Conventionally, a stereo is made up of a source (be it CD, a record, an iPod, computer or one of many other devices), a two channel amplifier, and two speakers (a pair).

Stereo gets it's name from Stereophonic, which is a method of sound reproduction that creates an illusion of multi-directional audible perspective. By using two speakers, the recording and mastering engineers are able to create 'stereo imaging'. A technique that allows the stereo system to imitate certain sounds coming from certain directions.

 

For an example, by playing a saxophone recording solely on the left hand speaker, it would sound as though the saxophonist is playing to the left of centre stage.
A drummer could be played solely through the right speaker, as if audibly appearing to the right. The singer's voice can be played at equal levels through both speakers to appear as though his voice is coming from the centre of the stage.
By tweaking these parameters, the engineers are able to create a full sound stage, and also create audible effects, such as albums like Dark Side of the Moon by Pink Floyd.

 

 

Multi Channel and 5.1

For more information on multichannel audio, please read this glossary entry.

 

Jumping to surround sound amplifiers, these essentially accomplish an extended version of what a stereo amp does.
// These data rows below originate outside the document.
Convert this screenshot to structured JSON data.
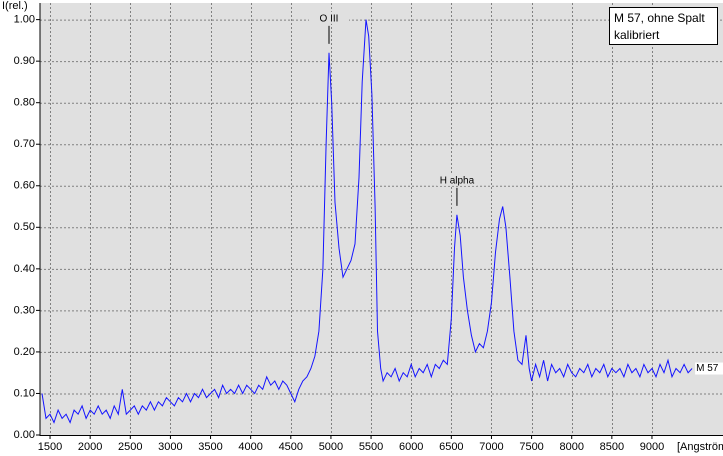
{
  "chart_data": {
    "type": "line",
    "y_label": "I(rel.)",
    "x_label": "[Angström",
    "legend_lines": [
      "M 57, ohne Spalt",
      "kalibriert"
    ],
    "annotations": [
      {
        "text": "O III",
        "x": 4976,
        "y": 0.92
      },
      {
        "text": "H alpha",
        "x": 6570,
        "y": 0.53
      }
    ],
    "xlim": [
      1375,
      9885
    ],
    "ylim": [
      0,
      1.04
    ],
    "xticks": [
      1500,
      2000,
      2500,
      3000,
      3500,
      4000,
      4500,
      5000,
      5500,
      6000,
      6500,
      7000,
      7500,
      8000,
      8500,
      9000
    ],
    "yticks": [
      {
        "value": 0,
        "label": "0.00"
      },
      {
        "value": 0.1,
        "label": "0.10"
      },
      {
        "value": 0.2,
        "label": "0.20"
      },
      {
        "value": 0.3,
        "label": "0.30"
      },
      {
        "value": 0.4,
        "label": "0.40"
      },
      {
        "value": 0.5,
        "label": "0.50"
      },
      {
        "value": 0.6,
        "label": "0.60"
      },
      {
        "value": 0.7,
        "label": "0.70"
      },
      {
        "value": 0.8,
        "label": "0.80"
      },
      {
        "value": 0.9,
        "label": "0.90"
      },
      {
        "value": 1,
        "label": "1.00"
      }
    ],
    "grid": true,
    "x": [
      1400,
      1450,
      1500,
      1550,
      1600,
      1650,
      1700,
      1750,
      1800,
      1850,
      1900,
      1950,
      2000,
      2050,
      2100,
      2150,
      2200,
      2250,
      2300,
      2350,
      2400,
      2450,
      2500,
      2550,
      2600,
      2650,
      2700,
      2750,
      2800,
      2850,
      2900,
      2950,
      3000,
      3050,
      3100,
      3150,
      3200,
      3250,
      3300,
      3350,
      3400,
      3450,
      3500,
      3550,
      3600,
      3650,
      3700,
      3750,
      3800,
      3850,
      3900,
      3950,
      4000,
      4050,
      4100,
      4150,
      4200,
      4250,
      4300,
      4350,
      4400,
      4450,
      4500,
      4550,
      4600,
      4650,
      4700,
      4750,
      4800,
      4850,
      4900,
      4940,
      4976,
      5010,
      5050,
      5100,
      5150,
      5200,
      5250,
      5300,
      5350,
      5390,
      5437,
      5470,
      5510,
      5550,
      5580,
      5620,
      5650,
      5700,
      5750,
      5800,
      5850,
      5900,
      5950,
      6000,
      6050,
      6100,
      6150,
      6200,
      6250,
      6300,
      6350,
      6400,
      6450,
      6500,
      6540,
      6570,
      6610,
      6650,
      6700,
      6750,
      6800,
      6850,
      6900,
      6950,
      7000,
      7050,
      7100,
      7140,
      7180,
      7230,
      7280,
      7330,
      7380,
      7430,
      7470,
      7500,
      7550,
      7600,
      7650,
      7700,
      7750,
      7800,
      7850,
      7900,
      7950,
      8000,
      8050,
      8100,
      8150,
      8200,
      8250,
      8300,
      8350,
      8400,
      8450,
      8500,
      8550,
      8600,
      8650,
      8700,
      8750,
      8800,
      8850,
      8900,
      8950,
      9000,
      9050,
      9100,
      9150,
      9200,
      9250,
      9300,
      9350,
      9400,
      9450,
      9500
    ],
    "series": [
      {
        "name": "M 57",
        "color": "#1414ff",
        "values": [
          0.1,
          0.04,
          0.05,
          0.03,
          0.06,
          0.04,
          0.05,
          0.03,
          0.06,
          0.05,
          0.07,
          0.04,
          0.06,
          0.05,
          0.07,
          0.05,
          0.06,
          0.04,
          0.07,
          0.05,
          0.11,
          0.05,
          0.06,
          0.07,
          0.05,
          0.07,
          0.06,
          0.08,
          0.06,
          0.08,
          0.07,
          0.09,
          0.08,
          0.07,
          0.09,
          0.08,
          0.1,
          0.08,
          0.1,
          0.09,
          0.11,
          0.09,
          0.1,
          0.11,
          0.09,
          0.12,
          0.1,
          0.11,
          0.1,
          0.12,
          0.1,
          0.12,
          0.11,
          0.1,
          0.12,
          0.11,
          0.14,
          0.12,
          0.13,
          0.11,
          0.13,
          0.12,
          0.1,
          0.08,
          0.11,
          0.13,
          0.14,
          0.16,
          0.19,
          0.25,
          0.4,
          0.7,
          0.92,
          0.8,
          0.56,
          0.45,
          0.38,
          0.4,
          0.42,
          0.46,
          0.62,
          0.85,
          1.0,
          0.96,
          0.82,
          0.55,
          0.25,
          0.16,
          0.13,
          0.15,
          0.14,
          0.16,
          0.13,
          0.15,
          0.14,
          0.17,
          0.14,
          0.16,
          0.15,
          0.17,
          0.14,
          0.17,
          0.16,
          0.18,
          0.17,
          0.28,
          0.45,
          0.53,
          0.48,
          0.38,
          0.3,
          0.24,
          0.2,
          0.22,
          0.21,
          0.25,
          0.32,
          0.44,
          0.52,
          0.55,
          0.5,
          0.38,
          0.25,
          0.18,
          0.17,
          0.24,
          0.16,
          0.13,
          0.17,
          0.14,
          0.18,
          0.13,
          0.17,
          0.15,
          0.16,
          0.14,
          0.17,
          0.15,
          0.14,
          0.16,
          0.15,
          0.17,
          0.14,
          0.16,
          0.15,
          0.17,
          0.14,
          0.16,
          0.15,
          0.16,
          0.14,
          0.17,
          0.15,
          0.16,
          0.14,
          0.17,
          0.15,
          0.16,
          0.14,
          0.17,
          0.15,
          0.18,
          0.14,
          0.16,
          0.15,
          0.17,
          0.15,
          0.16
        ]
      }
    ]
  }
}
By using a 'centre' channel as well as a left and right, it can more accurately depict and centre focused sound stage.
Adding a surround left and right, situated generally slightly behind the listener, the sound stage can be extended to behind the music / movie listener.
This is where you start to get the different formats. A single channel is called Mono, or 1.0 audio. Two channel, aka 2.0. 5 channel (5.0) and so on.


What's the point(.1)?

 

Commonly, you will see a .1 or .2 added on. These are what's known as sub channels for subwoofers producing low frequency sound.
More commonly for home theatre and five or more channels, however quite commonly now, as the appeal of smaller speakers grow, a lot of people are using subwoofers for stereo listening, say as a 2.1 or 2.2 configuration.